E-discovery tips for small cases

By Correy Stephenson
The Daily Record Newswire
 
While the sheer amount of electronically stored information continues to grow, the cases in which it appears are sometimes small.

For lawyers seeking solutions for dealing with electronic discovery in cases without terabytes of data, the American Bar Association Law Practice Management Section has published Electronic Discovery for Small Cases: Managing Digital Evidence and ESI.

Co-authored by Bruce A. Olson, president of ONLAW Trial Technologies in Appleton, Wis., and Tom O’Connor, a Puget Sound, Wash.-based consultant and speaker in the area of computerized litigation support systems, the book offers practical suggestions for attorneys looking to perform their own collection, review and production of ESI on a small scale.

The book first provides an overview of the history of e-discovery, from changes to the Federal Rules of Civil Procedure to seminal cases, including Zubulake, Qualcomm and Pension Committee.

Turning to “the small case dilemma,” the authors provide tips and tools for attorneys who choose to handle e-discovery on their own.
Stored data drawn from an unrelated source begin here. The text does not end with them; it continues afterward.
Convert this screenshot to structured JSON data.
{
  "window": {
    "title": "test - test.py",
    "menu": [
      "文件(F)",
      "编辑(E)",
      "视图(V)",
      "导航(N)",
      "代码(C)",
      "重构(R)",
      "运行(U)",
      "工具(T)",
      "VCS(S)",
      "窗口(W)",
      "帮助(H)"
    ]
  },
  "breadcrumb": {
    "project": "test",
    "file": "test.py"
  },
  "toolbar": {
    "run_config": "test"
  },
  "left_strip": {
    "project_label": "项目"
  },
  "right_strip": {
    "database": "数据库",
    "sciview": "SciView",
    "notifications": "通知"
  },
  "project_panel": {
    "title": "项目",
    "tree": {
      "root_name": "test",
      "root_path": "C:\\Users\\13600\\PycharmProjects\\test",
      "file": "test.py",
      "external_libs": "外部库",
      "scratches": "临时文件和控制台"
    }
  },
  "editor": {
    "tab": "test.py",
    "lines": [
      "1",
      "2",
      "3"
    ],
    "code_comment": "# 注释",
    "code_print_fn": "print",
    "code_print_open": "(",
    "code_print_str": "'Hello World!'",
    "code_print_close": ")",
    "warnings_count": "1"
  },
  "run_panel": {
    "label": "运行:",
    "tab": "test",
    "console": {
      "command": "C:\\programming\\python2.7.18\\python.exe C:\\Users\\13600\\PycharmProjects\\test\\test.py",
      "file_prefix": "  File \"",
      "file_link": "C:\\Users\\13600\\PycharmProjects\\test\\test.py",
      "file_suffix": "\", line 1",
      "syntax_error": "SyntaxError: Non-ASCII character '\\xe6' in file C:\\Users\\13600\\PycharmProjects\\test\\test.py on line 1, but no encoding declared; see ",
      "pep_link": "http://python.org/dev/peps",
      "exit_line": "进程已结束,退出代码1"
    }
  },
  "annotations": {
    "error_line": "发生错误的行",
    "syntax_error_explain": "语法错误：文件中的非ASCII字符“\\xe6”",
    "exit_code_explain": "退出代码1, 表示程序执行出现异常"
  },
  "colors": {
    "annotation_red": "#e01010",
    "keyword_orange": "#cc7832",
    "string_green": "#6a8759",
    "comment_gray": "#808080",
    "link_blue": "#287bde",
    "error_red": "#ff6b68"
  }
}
The process can be relatively simple and inexpensive if metadata is not an issue; however, even if metadata is included in the discovery, self-collection is still an option, according to the authors.
For example, products like SafeCopy 2 and Harvester will help lawyers gather data and preserve metadata during the collection process. For searching data, the book suggests dtSearch Desktop, which costs just $199 per license and allows users to search and view a mixed collection of raw data and email files.

For processing, review and production of smaller document collections (in the range of 500,000 documents or less), the authors recommend Digital WarRoom Pro. One chapter walks readers through the use of the program, starting with installation. It then explains the entire process of using the product, from using a tool that provides a graphic of the number of email contacts one individual had with another individual to coding items for privilege, responsiveness and production.

The book also addresses handling large volumes of email and attachments, a common scenario that arises in cases of all sizes, and recommends using a software program called Intella.

For cases where email is the only form of ESI being produced, most attorneys already have a tool at their disposal, the authors note: Adobe Acrobat. A portfolio can be created out of an email folder in Outlook or Lotus Notes which is searchable and can be filtered by fields like date, sender or recipient. The portfolio can then be copied and produced to the parties.

Finally, the authors turn to the production of ESI in a small case.

They recommend dtSearch Publish, a software program that will produce the ESI on a CD, DVD or external hard drive that is immediately usable and does not require specialized litigation software or IT support — a valuable option in small cases where opposing counsel may be doing things on his or her own as well.
While noting concerns about security, ownership of client data and confidentiality, the authors argue that the future of e-discovery can be found in the cloud.

Monthly storage fees have come down in recent years and the service is scalable to a lawyer or law firm’s needs. The book discusses two options: Lexbe Online and Nextpoint’s Discovery Cloud and Trial Cloud, which focus on the discovery and trial phases of litigation, respectively.